The Small Bachelor is a 1927 American silent comedy film directed by William A. Seiter and written by John B. Clymer, Rex Taylor and Walter Anthony. It is based on the 1927 novel The Small Bachelor by P. G. Wodehouse. The film stars Barbara Kent, George Beranger, and William Austin. The film was released on November 6, 1927, by Universal Pictures. Carl Laemmle was the film's presenter.

==Plot==
As described in a film magazine, Finch, a wealthy but bashful young artist, falls in love with Molly Waddington and follows her around for several days without having the courage to speak to her. One day her Pomeranian dog breaks loose from her and Finch rescues him and is invited to her home. There he sees Molly's mother, a socially ambitious matron, laying down the law to her husband because he insists on reading wild west novels and pretends that he is a death-defying cowboy. Molly's mother ejects Finch from the house because she does not think him a suitable match for her daughter, preferring instead that Molly pay attention to Algernon Chubb, a worthless young peer seeking a rich marriage. Finch prevails upon his good friend J. Hamilton Beamish, an efficiency expert, to smooth the path for him.
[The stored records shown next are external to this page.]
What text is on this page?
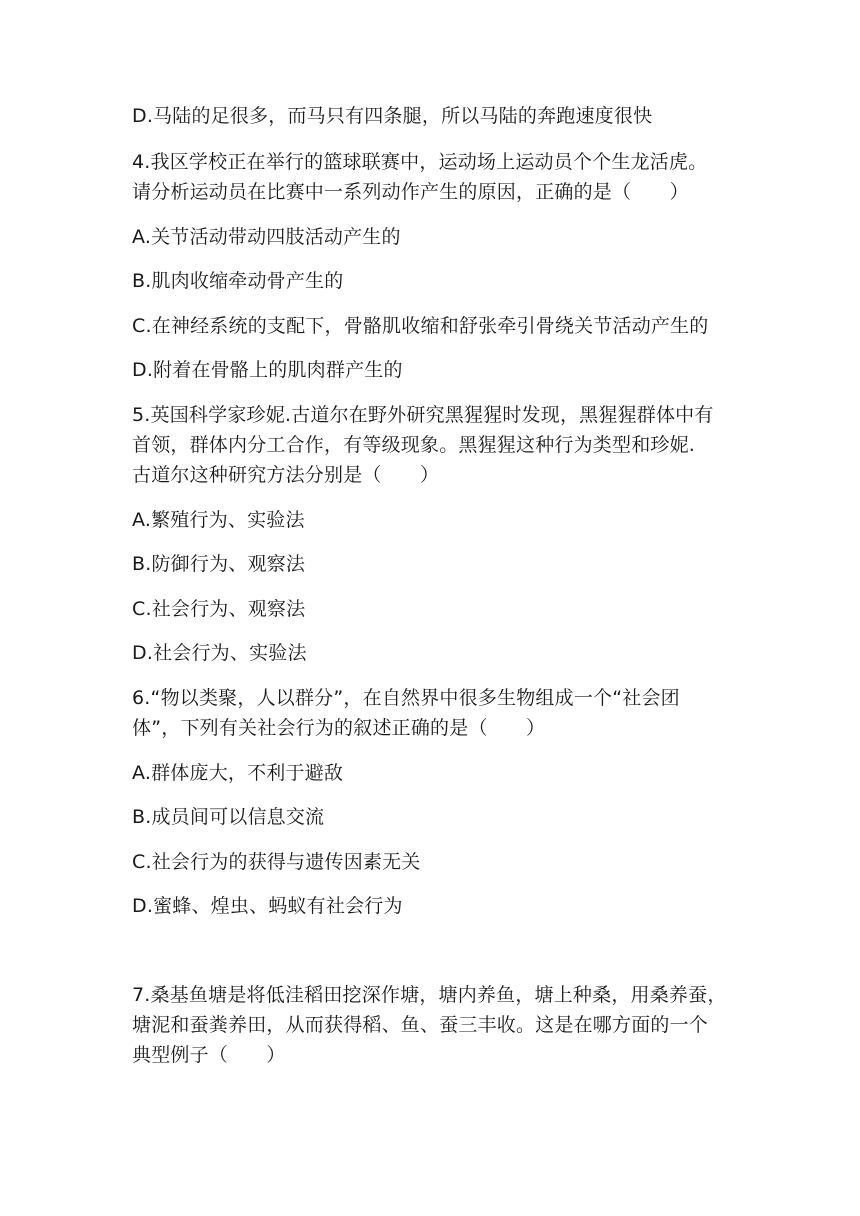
D.马陆的足很多，而马只有四条腿，所以马陆的奔跑速度很快
4.我区学校正在举行的篮球联赛中，运动场上运动员个个生龙活虎。
请分析运动员在比赛中一系列动作产生的原因，正确的是（　　）
A.关节活动带动四肢活动产生的
B.肌肉收缩牵动骨产生的
C.在神经系统的支配下，骨骼肌收缩和舒张牵引骨绕关节活动产生的
D.附着在骨骼上的肌肉群产生的
5.英国科学家珍妮.古道尔在野外研究黑猩猩时发现，黑猩猩群体中有
首领，群体内分工合作，有等级现象。黑猩猩这种行为类型和珍妮.
古道尔这种研究方法分别是（　　）
A.繁殖行为、实验法
B.防御行为、观察法
C.社会行为、观察法
D.社会行为、实验法
6.“物以类聚，人以群分”，在自然界中很多生物组成一个“社会团
体”，下列有关社会行为的叙述正确的是（　　）
A.群体庞大，不利于避敌
B.成员间可以信息交流
C.社会行为的获得与遗传因素无关
D.蜜蜂、煌虫、蚂蚁有社会行为
7.桑基鱼塘是将低洼稻田挖深作塘，塘内养鱼，塘上种桑，用桑养蚕，
塘泥和蚕粪养田，从而获得稻、鱼、蚕三丰收。这是在哪方面的一个
典型例子（　　）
Beamish impresses upon him the futility of love but goes with him to the Waddington household and explains that Finch is not a fortune hunter. Mrs. Waddington grudging consents to the wedding, but immediately plans with Chubb to break it up. The day of the wedding arrives and, just as the ceremony is about to be performed, a notorious woman named Fanny steps up and claims that Finch is her husband. Molly calls off the wedding and goes to her room in tears. Finch returns to his roof garden bungalow where he finds Fanny, who tells him that she is really engaged to his valet Mullett and had broken up the wedding at the instigation of Mrs. Waddington. Meanwhile, Beamish, who has fallen in love with Molly's friend Eulalia, manages to explain to Molly his suspicion that some type of scheme had occurred, and she goes to the bungalow to get the low down. Mrs. Waddington and Chubb leave for the rooftop in hopes of getting more evidence on Finch. Molly and Finch meet, make up, and prepare to elope, so Molly returns home to pack. Finch goes to a nearby cabaret to get a belated dinner, but the place is raided by the police. Finch his officer Garroway in the eye and then climbs a fire escape to his apartment with the officer behind him. In a number of mix-ups, the officer first finds Mrs. Waddington and Chubb in a compromising situation, then Beamish and Eulalia, and finally Molly and Finch. Old Waddington, hitherto dominated by his wife, holds the compromising situation over her and forces her to keep her mouth shut. Molly makes her own choice and finally marries Finch.

==Preservation==
A print of The Small Bachelor exists and has been screened in 2025 at the Kennington Bioscope.